Lors d’une conférence de presse organisée le 15 mars, les leaders de la CDT, UMT, UGTM, FDT-Azzouzi et SNE-Sup ont encore une fois accusé le gouvernement Benkirane de bloquer le dialogue social et annoncé un plan d’action commun.
L'augmentation des salaires et des pensions de retraite, la gestion participative de la réforme des retraites, ainsi que le respect des libertés syndicales et du code de travail, figurent parmi les revendications phares, en plus d'un cahier de doléances spécifique au syndicat national de l'enseignement supérieur, comportant une vingtaine de revendications (augmentation des salaires des enseignants chercheurs, revalorisation des bourses des étudiants…)

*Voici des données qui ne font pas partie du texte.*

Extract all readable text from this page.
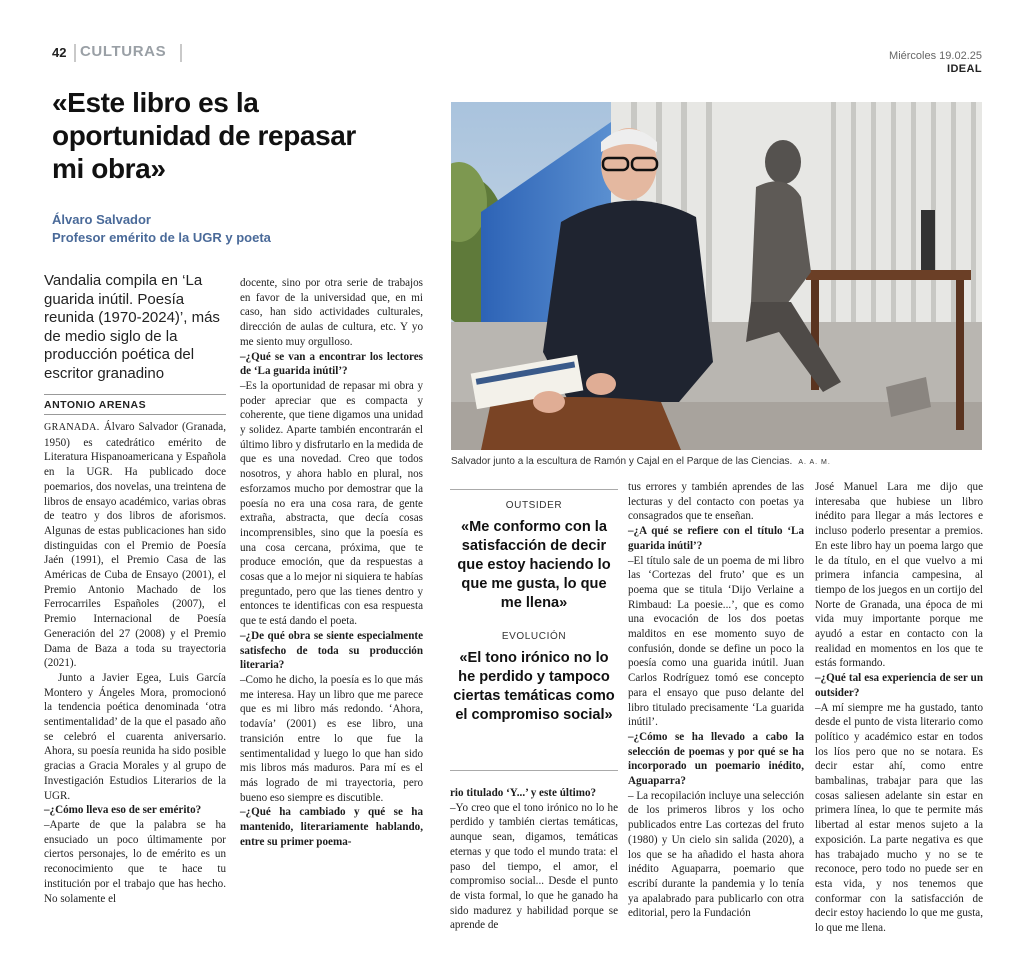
42 CULTURAS	Miércoles 19.02.25
IDEAL
«Este libro es la oportunidad de repasar mi obra»
Álvaro Salvador
Profesor emérito de la UGR y poeta
Vandalia compila en ‘La guarida inútil. Poesía reunida (1970-2024)’, más de medio siglo de la producción poética del escritor granadino
ANTONIO ARENAS

GRANADA. Álvaro Salvador (Granada, 1950) es catedrático emérito de Literatura Hispanoamericana y Española en la UGR. Ha publicado doce poemarios, dos novelas, una treintena de libros de ensayo académico, varias obras de teatro y dos libros de aforismos. Algunas de estas publicaciones han sido distinguidas con el Premio de Poesía Jaén (1991), el Premio Casa de las Américas de Cuba de Ensayo (2001), el Premio Antonio Machado de los Ferrocarriles Españoles (2007), el Premio Internacional de Poesía Generación del 27 (2008) y el Premio Dama de Baza a toda su trayectoria (2021).

Junto a Javier Egea, Luis García Montero y Ángeles Mora, promocionó la tendencia poética denominada ‘otra sentimentalidad’ de la que el pasado año se celebró el cuarenta aniversario. Ahora, su poesía reunida ha sido posible gracias a Gracia Morales y al grupo de Investigación Estudios Literarios de la UGR.

–¿Cómo lleva eso de ser emérito?

–Aparte de que la palabra se ha ensuciado un poco últimamente por ciertos personajes, lo de emérito es un reconocimiento que te hace tu institución por el trabajo que has hecho. No solamente el

docente, sino por otra serie de trabajos en favor de la universidad que, en mi caso, han sido actividades culturales, dirección de aulas de cultura, etc. Y yo me siento muy orgulloso.

–¿Qué se van a encontrar los lectores de ‘La guarida inútil’?

–Es la oportunidad de repasar mi obra y poder apreciar que es compacta y coherente, que tiene digamos una unidad y solidez. Aparte también encontrarán el último libro y disfrutarlo en la medida de que es una novedad. Creo que todos nosotros, y ahora hablo en plural, nos esforzamos mucho por demostrar que la poesía no era una cosa rara, de gente extraña, abstracta, que decía cosas incomprensibles, sino que la poesía es una cosa cercana, próxima, que te produce emoción, que da respuestas a cosas que a lo mejor ni siquiera te habías preguntado, pero que las tienes dentro y entonces te identificas con esa respuesta que te está dando el poeta.

–¿De qué obra se siente especialmente satisfecho de toda su producción literaria?

–Como he dicho, la poesía es lo que más me interesa. Hay un libro que me parece que es mi libro más redondo. ‘Ahora, todavía’ (2001) es ese libro, una transición entre lo que fue la sentimentalidad y luego lo que han sido mis libros más maduros. Para mí es el más logrado de mi trayectoria, pero bueno eso siempre es discutible.

–¿Qué ha cambiado y qué se ha mantenido, literariamente hablando, entre su primer poema-

Salvador junto a la escultura de Ramón y Cajal en el Parque de las Ciencias. A. A. M.
OUTSIDER
«Me conformo con la satisfacción de decir que estoy haciendo lo que me gusta, lo que me llena»
EVOLUCIÓN
«El tono irónico no lo he perdido y tampoco ciertas temáticas como el compromiso social»

rio titulado ‘Y...’ y este último?

–Yo creo que el tono irónico no lo he perdido y también ciertas temáticas, aunque sean, digamos, temáticas eternas y que todo el mundo trata: el paso del tiempo, el amor, el compromiso social... Desde el punto de vista formal, lo que he ganado ha sido madurez y habilidad porque se aprende de

tus errores y también aprendes de las lecturas y del contacto con poetas ya consagrados que te enseñan.

–¿A qué se refiere con el título ‘La guarida inútil’?

–El título sale de un poema de mi libro las ‘Cortezas del fruto’ que es un poema que se titula ‘Dijo Verlaine a Rimbaud: La poesie...’, que es como una evocación de los dos poetas malditos en ese momento suyo de confusión, donde se define un poco la poesía como una guarida inútil. Juan Carlos Rodríguez tomó ese concepto para el ensayo que puso delante del libro titulado precisamente ‘La guarida inútil’.

–¿Cómo se ha llevado a cabo la selección de poemas y por qué se ha incorporado un poemario inédito, Aguaparra?

– La recopilación incluye una selección de los primeros libros y los ocho publicados entre Las cortezas del fruto (1980) y Un cielo sin salida (2020), a los que se ha añadido el hasta ahora inédito Aguaparra, poemario que escribí durante la pandemia y lo tenía ya apalabrado para publicarlo con otra editorial, pero la Fundación

José Manuel Lara me dijo que interesaba que hubiese un libro inédito para llegar a más lectores e incluso poderlo presentar a premios. En este libro hay un poema largo que le da título, en el que vuelvo a mi primera infancia campesina, al tiempo de los juegos en un cortijo del Norte de Granada, una época de mi vida muy importante porque me ayudó a estar en contacto con la realidad en momentos en los que te estás formando.

–¿Qué tal esa experiencia de ser un outsider?

–A mí siempre me ha gustado, tanto desde el punto de vista literario como político y académico estar en todos los líos pero que no se notara. Es decir estar ahí, como entre bambalinas, trabajar para que las cosas saliesen adelante sin estar en primera línea, lo que te permite más libertad al estar menos sujeto a la exposición. La parte negativa es que has trabajado mucho y no se te reconoce, pero todo no puede ser en esta vida, y nos tenemos que conformar con la satisfacción de decir estoy haciendo lo que me gusta, lo que me llena.
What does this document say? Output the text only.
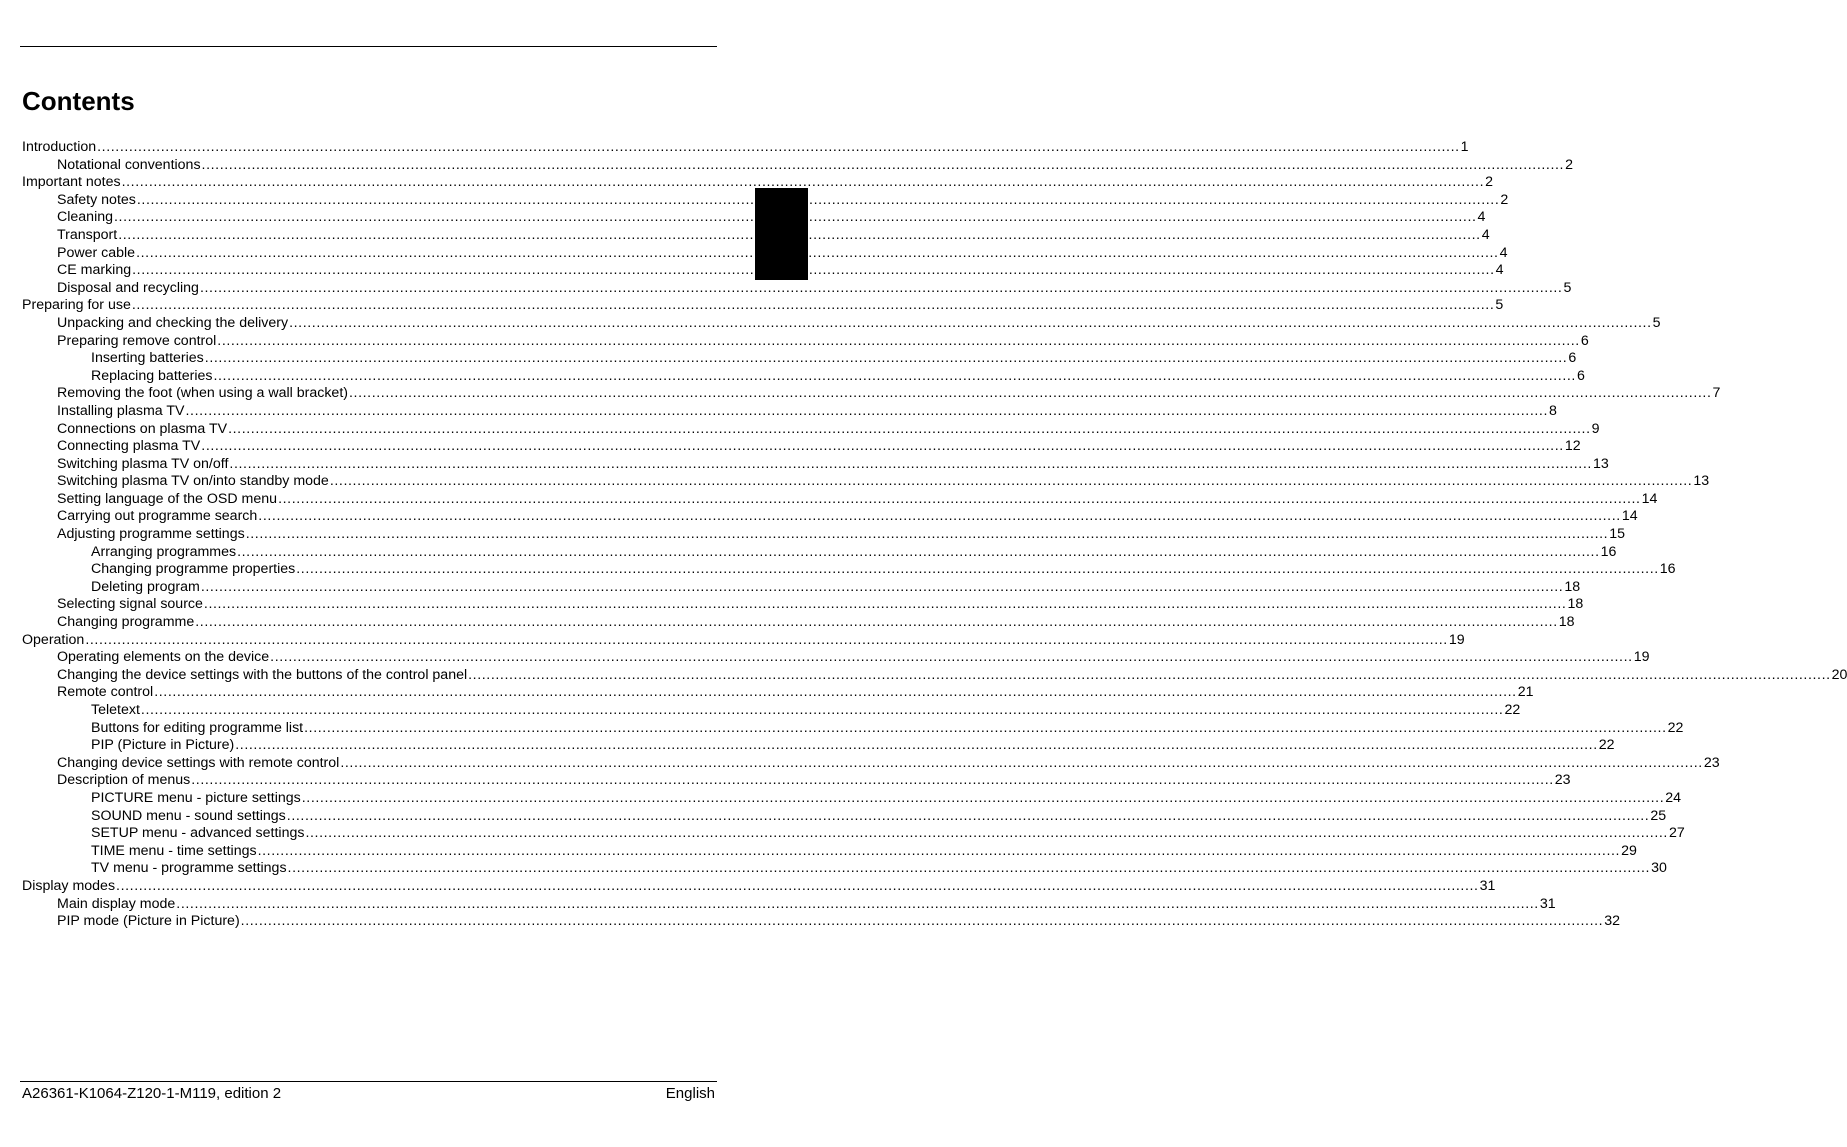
Contents
Introduction ............................................................................................................................................................................................................................................................................................................ 1
Notational conventions ............................................................................................................................................................................................................................................................................................................ 2
Important notes ............................................................................................................................................................................................................................................................................................................ 2
Safety notes ............................................................................................................................................................................................................................................................................................................ 2
Cleaning ............................................................................................................................................................................................................................................................................................................ 4
Transport ............................................................................................................................................................................................................................................................................................................ 4
Power cable ............................................................................................................................................................................................................................................................................................................ 4
CE marking ............................................................................................................................................................................................................................................................................................................ 4
Disposal and recycling ............................................................................................................................................................................................................................................................................................................ 5
Preparing for use ............................................................................................................................................................................................................................................................................................................ 5
Unpacking and checking the delivery ............................................................................................................................................................................................................................................................................................................ 5
Preparing remove control ............................................................................................................................................................................................................................................................................................................ 6
Inserting batteries ............................................................................................................................................................................................................................................................................................................ 6
Replacing batteries ............................................................................................................................................................................................................................................................................................................ 6
Removing the foot (when using a wall bracket) ............................................................................................................................................................................................................................................................................................................ 7
Installing plasma TV ............................................................................................................................................................................................................................................................................................................ 8
Connections on plasma TV ............................................................................................................................................................................................................................................................................................................ 9
Connecting plasma TV ............................................................................................................................................................................................................................................................................................................ 12
Switching plasma TV on/off ............................................................................................................................................................................................................................................................................................................ 13
Switching plasma TV on/into standby mode ............................................................................................................................................................................................................................................................................................................ 13
Setting language of the OSD menu ............................................................................................................................................................................................................................................................................................................ 14
Carrying out programme search ............................................................................................................................................................................................................................................................................................................ 14
Adjusting programme settings ............................................................................................................................................................................................................................................................................................................ 15
Arranging programmes ............................................................................................................................................................................................................................................................................................................ 16
Changing programme properties ............................................................................................................................................................................................................................................................................................................ 16
Deleting program ............................................................................................................................................................................................................................................................................................................ 18
Selecting signal source ............................................................................................................................................................................................................................................................................................................ 18
Changing programme ............................................................................................................................................................................................................................................................................................................ 18
Operation ............................................................................................................................................................................................................................................................................................................ 19
Operating elements on the device ............................................................................................................................................................................................................................................................................................................ 19
Changing the device settings with the buttons of the control panel ............................................................................................................................................................................................................................................................................................................ 20
Remote control ............................................................................................................................................................................................................................................................................................................ 21
Teletext ............................................................................................................................................................................................................................................................................................................ 22
Buttons for editing programme list ............................................................................................................................................................................................................................................................................................................ 22
PIP (Picture in Picture) ............................................................................................................................................................................................................................................................................................................ 22
Changing device settings with remote control ............................................................................................................................................................................................................................................................................................................ 23
Description of menus ............................................................................................................................................................................................................................................................................................................ 23
PICTURE menu - picture settings ............................................................................................................................................................................................................................................................................................................ 24
SOUND menu - sound settings ............................................................................................................................................................................................................................................................................................................ 25
SETUP menu - advanced settings ............................................................................................................................................................................................................................................................................................................ 27
TIME menu - time settings ............................................................................................................................................................................................................................................................................................................ 29
TV menu - programme settings ............................................................................................................................................................................................................................................................................................................ 30
Display modes ............................................................................................................................................................................................................................................................................................................ 31
Main display mode ............................................................................................................................................................................................................................................................................................................ 31
PIP mode (Picture in Picture) ............................................................................................................................................................................................................................................................................................................ 32
A26361-K1064-Z120-1-M119, edition 2	English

Un plan trimestriel pour avril, mai et juin
Le 3 avril prochain, une marche nationale est prévue à Casablanca. Plusieurs sources avaient annoncé après la tenue d'une commission de coordination entre les cinq syndicats vendredi 11 mars, que les syndicats prévoyaient une marche reliant Casablanca à Rabat et une grève de 48h.
"Nous temporisons pour l'instant, nous jugeons avoir suffisamment de temps pour faire pression sur le gouvernement d'ici les prochaines élections législatives du 7 octobre 2016", a affirmé Abdelkader Zair, secrétaire général adjoint de la CDT.
Après la grève générale du 24 février, jugée réussie par ses organisateurs, les leaders des cinq centrales accusent Benkirane de faire la sourde oreille, en refusant toute négociation. Pour le forcer à relancer le dialogue social, ils misent sur un front syndical uni, capable de mobiliser l'ensemble des travailleurs, tout en diversifiant les moyens de pression. '' Nous lancerons au cours de cette semaine une pétition en ligne, dans le but de rassembler trois millions de signataires'', a annoncé Miloudi Moukharik, le patron de l'UMT, interviewé par medias24.
Concernant le 1er mai 2016, les syndicalistes sont optimistes et se réjouissent de l'unité, grâce à ce nouveau front.
Le vote sanction, dernier recours
En cas de maintien du blocage du dialogue social d'ici fin juin, les responsables syndicaux se disent prêts à tous les scénarios. "Le recours à un arbitrage royal n'est pas prévu. Nous considérons le chef du gouvernement comme premier responsable de ce blocage. La nouvelle Constitution a donné un champ large de prérogatives pour le gouvernement. Que chacun assume ses responsabilités'', a précisé M.Zair.
Interrogé par Médias 24 en marge de la conférence, M. Moukharik déclare que "le vote sanction est une carte qu'on pourrait jouer. On a toujours laissé à nos militants et adhérents le choix de voter librement. Maintenant, on va prendre la décision d'orienter et de donner des consignes de vote pour sanctionner le PJD, si le blocage est maintenu."